Natural selection maintains sexual reproduction

-Sex generates genetic variation during meiosis and fertilization.

-Generation-to-generation variation may be of greatest importance to the continuation of sexual reproduction.

-Disadvantages to using sexual reproduction: Asexual reproduction produces many more offspring.

-The variation produced during meiosis greatly outweighs this disadvantage, so sexual reproduction is here to stay.           

All asexual individuals are female (blue). With sex, offspring = half female/half male.

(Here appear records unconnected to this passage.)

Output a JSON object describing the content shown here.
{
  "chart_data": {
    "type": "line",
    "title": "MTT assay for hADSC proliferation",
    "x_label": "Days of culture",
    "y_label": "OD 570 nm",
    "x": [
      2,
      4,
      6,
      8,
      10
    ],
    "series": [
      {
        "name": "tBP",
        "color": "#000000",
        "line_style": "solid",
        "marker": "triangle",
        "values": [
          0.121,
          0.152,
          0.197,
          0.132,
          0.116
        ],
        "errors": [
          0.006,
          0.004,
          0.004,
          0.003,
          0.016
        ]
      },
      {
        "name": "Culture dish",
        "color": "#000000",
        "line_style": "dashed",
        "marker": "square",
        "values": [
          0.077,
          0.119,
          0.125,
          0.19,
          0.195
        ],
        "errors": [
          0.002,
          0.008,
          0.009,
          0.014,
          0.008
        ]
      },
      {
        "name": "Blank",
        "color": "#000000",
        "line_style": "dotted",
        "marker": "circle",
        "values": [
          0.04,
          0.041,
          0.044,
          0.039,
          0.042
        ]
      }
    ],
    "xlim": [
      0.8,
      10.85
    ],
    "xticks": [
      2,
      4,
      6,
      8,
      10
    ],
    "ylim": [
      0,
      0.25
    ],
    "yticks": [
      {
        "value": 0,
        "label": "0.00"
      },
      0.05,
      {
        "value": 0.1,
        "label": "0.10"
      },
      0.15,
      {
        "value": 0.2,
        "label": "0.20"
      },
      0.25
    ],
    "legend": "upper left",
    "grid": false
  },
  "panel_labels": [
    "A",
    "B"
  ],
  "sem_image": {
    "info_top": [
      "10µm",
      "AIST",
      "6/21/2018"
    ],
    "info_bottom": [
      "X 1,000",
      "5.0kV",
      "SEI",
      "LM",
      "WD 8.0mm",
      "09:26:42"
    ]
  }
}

Because males don’t reproduce, the overall output is lower for sexual reproduction.

Sexual selection leads to differences between sexes

a.  Sexual dimorphism is the difference in appearance between males and females of a species.

-Intrasexual selection is the direct competition between members of the same sex for mates of the opposite sex. 

-This gives rise to males most often having secondary sexual equipment such as antlers that are used in competing for females.

-In intersexual selection (mate choice), one sex is choosy when selecting a mate of the opposite sex. 

-This gives rise to often amazingly sophisticated secondary sexual characteristics; e.g., peacock feathers.

Natural selection does not produce perfect organisms                       a.  Evolution is limited by historical constraints (e.g., humans have back problems because our ancestors were 4-legged).  b.  Adaptations are compromises. (Humans are athletic due to flexible limbs, which often dislocate or suffer torn ligaments.) c.  Not all evolution is adaptive. Chance probably plays a huge role in evolution and not all changes are for the best. d.  Selection edits existing variations. New alleles cannot arise as needed, but most develop from what already is present.